Essays →
The passenger seat
July 19, 2023I love road trips… although the reason I enjoy them so much may have a lot to do with the fact that, having been without a car for the bigger part of my adult life, I am now so terribly out of practice with driving that nobody with an ounce of common sense would trust trust me with their life on the highway. Thus, I always get to ride in the passenger seat.
Not being forced to devote my full attention to the task of keeping the vehicle on the road (as opposed to letting it follow its natural instincts to become a burning pile of twisted metal outside the boundaries of the aforementioned road), allows me the pleasure of letting my eyes and mind wander and explore the varied scenery and its always interesting details.
Curiously enough, in spite of all the joy this simple activity brings me, I seem to be part of the very small minority actively pursuing it. Most of my fellow travelers seem to prefer idle chat, books, magazines, or even restless naps as a means to endure the boredom of what, to them at least, is nothing more than the time imposed upon them to get from point A to point B.

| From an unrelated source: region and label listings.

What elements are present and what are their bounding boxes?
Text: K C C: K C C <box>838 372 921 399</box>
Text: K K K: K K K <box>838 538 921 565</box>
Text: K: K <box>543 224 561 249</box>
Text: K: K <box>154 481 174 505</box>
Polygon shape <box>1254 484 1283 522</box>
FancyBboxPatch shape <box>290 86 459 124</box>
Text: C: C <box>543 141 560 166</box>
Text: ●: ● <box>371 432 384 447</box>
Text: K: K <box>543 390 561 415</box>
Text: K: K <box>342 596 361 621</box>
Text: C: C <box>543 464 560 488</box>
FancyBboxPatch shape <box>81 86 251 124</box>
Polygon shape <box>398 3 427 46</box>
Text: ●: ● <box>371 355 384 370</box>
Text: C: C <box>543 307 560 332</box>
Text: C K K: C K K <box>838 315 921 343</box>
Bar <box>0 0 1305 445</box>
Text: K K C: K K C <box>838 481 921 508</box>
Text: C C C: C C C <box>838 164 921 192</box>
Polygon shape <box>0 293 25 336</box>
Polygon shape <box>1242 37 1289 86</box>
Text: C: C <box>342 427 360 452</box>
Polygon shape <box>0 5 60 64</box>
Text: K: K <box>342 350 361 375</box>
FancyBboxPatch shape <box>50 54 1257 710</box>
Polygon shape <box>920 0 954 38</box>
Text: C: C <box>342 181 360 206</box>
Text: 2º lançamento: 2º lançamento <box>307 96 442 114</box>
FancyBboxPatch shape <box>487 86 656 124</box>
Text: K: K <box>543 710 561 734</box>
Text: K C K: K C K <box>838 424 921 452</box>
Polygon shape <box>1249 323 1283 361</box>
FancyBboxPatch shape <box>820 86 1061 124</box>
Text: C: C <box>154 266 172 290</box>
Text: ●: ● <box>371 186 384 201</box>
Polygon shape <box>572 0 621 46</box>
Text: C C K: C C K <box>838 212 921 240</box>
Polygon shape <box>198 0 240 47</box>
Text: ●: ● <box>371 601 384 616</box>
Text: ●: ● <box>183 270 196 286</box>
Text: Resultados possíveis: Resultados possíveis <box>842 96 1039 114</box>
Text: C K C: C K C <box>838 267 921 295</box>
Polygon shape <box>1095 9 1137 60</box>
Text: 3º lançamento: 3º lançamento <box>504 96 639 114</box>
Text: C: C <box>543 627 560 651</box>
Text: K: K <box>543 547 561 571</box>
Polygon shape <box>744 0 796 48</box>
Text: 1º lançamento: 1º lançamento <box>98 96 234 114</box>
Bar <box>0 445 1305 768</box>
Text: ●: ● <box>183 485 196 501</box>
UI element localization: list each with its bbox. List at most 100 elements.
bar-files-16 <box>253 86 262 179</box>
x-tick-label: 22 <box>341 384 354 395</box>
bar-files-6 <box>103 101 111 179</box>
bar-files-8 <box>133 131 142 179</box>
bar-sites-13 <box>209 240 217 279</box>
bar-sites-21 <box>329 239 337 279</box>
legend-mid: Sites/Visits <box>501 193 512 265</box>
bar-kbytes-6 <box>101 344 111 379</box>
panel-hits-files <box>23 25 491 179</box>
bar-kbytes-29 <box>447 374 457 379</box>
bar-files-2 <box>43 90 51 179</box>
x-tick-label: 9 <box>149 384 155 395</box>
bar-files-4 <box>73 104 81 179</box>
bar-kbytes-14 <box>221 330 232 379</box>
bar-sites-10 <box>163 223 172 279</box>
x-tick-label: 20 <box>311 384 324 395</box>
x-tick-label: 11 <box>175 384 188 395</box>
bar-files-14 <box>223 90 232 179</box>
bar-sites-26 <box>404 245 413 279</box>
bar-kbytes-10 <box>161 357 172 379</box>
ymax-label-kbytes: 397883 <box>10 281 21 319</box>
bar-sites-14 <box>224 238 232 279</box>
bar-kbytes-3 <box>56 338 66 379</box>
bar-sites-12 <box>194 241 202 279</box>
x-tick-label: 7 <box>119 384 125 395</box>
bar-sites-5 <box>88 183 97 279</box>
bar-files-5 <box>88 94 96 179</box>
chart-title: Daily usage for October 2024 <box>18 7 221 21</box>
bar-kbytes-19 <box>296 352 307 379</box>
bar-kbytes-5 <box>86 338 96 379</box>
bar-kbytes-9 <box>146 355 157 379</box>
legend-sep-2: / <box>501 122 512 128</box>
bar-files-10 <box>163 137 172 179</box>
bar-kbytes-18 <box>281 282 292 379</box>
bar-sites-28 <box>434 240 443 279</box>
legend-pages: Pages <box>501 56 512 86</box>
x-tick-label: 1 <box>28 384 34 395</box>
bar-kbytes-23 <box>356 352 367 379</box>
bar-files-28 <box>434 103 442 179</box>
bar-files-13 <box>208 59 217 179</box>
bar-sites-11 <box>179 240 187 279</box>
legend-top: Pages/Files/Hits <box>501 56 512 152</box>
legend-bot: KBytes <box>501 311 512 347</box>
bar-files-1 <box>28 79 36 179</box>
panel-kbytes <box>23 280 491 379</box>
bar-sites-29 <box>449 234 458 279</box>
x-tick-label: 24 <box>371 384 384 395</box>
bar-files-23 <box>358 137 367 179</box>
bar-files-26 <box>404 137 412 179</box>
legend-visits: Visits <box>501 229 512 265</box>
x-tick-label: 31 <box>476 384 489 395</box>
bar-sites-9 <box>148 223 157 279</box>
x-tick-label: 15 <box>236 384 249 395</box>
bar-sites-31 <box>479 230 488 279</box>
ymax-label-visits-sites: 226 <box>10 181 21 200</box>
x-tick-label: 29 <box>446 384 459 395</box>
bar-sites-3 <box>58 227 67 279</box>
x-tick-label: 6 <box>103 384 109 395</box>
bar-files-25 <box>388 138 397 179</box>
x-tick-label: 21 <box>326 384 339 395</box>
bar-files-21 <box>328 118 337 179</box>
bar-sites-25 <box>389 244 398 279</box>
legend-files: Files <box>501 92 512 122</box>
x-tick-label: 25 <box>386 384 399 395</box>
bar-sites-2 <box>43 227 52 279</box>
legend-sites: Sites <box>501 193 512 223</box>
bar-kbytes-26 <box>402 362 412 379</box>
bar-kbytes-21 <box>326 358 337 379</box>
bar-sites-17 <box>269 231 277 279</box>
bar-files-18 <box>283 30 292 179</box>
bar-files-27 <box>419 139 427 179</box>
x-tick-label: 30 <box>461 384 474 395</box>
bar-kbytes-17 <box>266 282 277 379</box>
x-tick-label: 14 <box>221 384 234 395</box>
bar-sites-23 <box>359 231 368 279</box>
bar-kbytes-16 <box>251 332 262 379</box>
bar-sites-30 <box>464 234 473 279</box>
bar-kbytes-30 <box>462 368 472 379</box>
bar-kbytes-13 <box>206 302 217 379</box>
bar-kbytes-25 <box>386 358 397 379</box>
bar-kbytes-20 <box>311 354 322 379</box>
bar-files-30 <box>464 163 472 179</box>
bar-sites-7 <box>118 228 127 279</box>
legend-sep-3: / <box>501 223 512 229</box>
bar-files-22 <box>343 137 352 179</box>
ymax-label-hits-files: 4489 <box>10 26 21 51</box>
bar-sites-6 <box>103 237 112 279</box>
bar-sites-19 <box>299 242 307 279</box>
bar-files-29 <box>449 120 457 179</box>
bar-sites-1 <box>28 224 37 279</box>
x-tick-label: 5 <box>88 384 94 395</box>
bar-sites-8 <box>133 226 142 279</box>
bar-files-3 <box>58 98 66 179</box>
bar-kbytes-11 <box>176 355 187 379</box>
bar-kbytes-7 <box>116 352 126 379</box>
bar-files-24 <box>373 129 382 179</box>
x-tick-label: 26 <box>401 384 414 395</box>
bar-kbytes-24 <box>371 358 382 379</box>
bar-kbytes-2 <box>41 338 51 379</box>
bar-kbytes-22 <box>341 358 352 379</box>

Perhaps the fact that this has turned me into a kind of lone witness to the journey is what has allowed me to notice a curious phenomenon I’ve come to fondly describe as the road’s winks.
Sometimes while riding down a well-known and very familiar route, I will suddenly catch the view of perfectly clear but totally unfamiliar details. These may manifest in many forms. Sometimes they’ll appear as an unusual piece of architecture, other times as a rock formation or interestingly shaped tree – something perfectly normal in appearance except for being totally out of context with its surroundings.
Whatever the form they choose, these apparitions always share some very specific characteristics. They will always pop out suddenly –just around a closed curve, immediately over a steep hill, barely outside a tunnel– and last long enough to come clearly into view but disappear exactly before you can take a second look.
Up to this point they might simply appear to be nothing more than chance anomalies, completely normal things that simply happen to be placed in an unusual location. What makes them unique is their third and most intriguing shared quality. No matter how many times you travel the same road or how perfectly well you remember every single detail of their placement, you will never be able to find them again.
That old church tower now fused with a modern house? The one on the side of that green hill facing the very first small town right after the third toll booth coming out of the interstate overpass? The one so beautifully unusual you really wanted to photograph on your next trip? It’s never been there.
The overpass, the toll booth, the small town, the hill… even the old lady selling quesadillas on her front porch you saw the first time around… they will all be there, exactly where you remember them. The only thing clearly missing will be the tower. In its place there won’t even be a conspicuous tower-shaped hole, only more of the same old luscious trees that have always covered the hill since everyone in the town remembers.
Though at first they puzzled me, I eventually began to see these flashing oddities as a kind of tiny wink, a small and intimate gesture of shared familiarity.
There’s a place in the back of my mind where roads are just the form chosen by some old race of inter-dimensional beings to leisurely pass their free time between cosmic ages. In this imaginary place, whenever these beings get bored, they amuse themselves by discretely winking at passing travelers and high-fiving each other when, every once in a while, one of them winks back.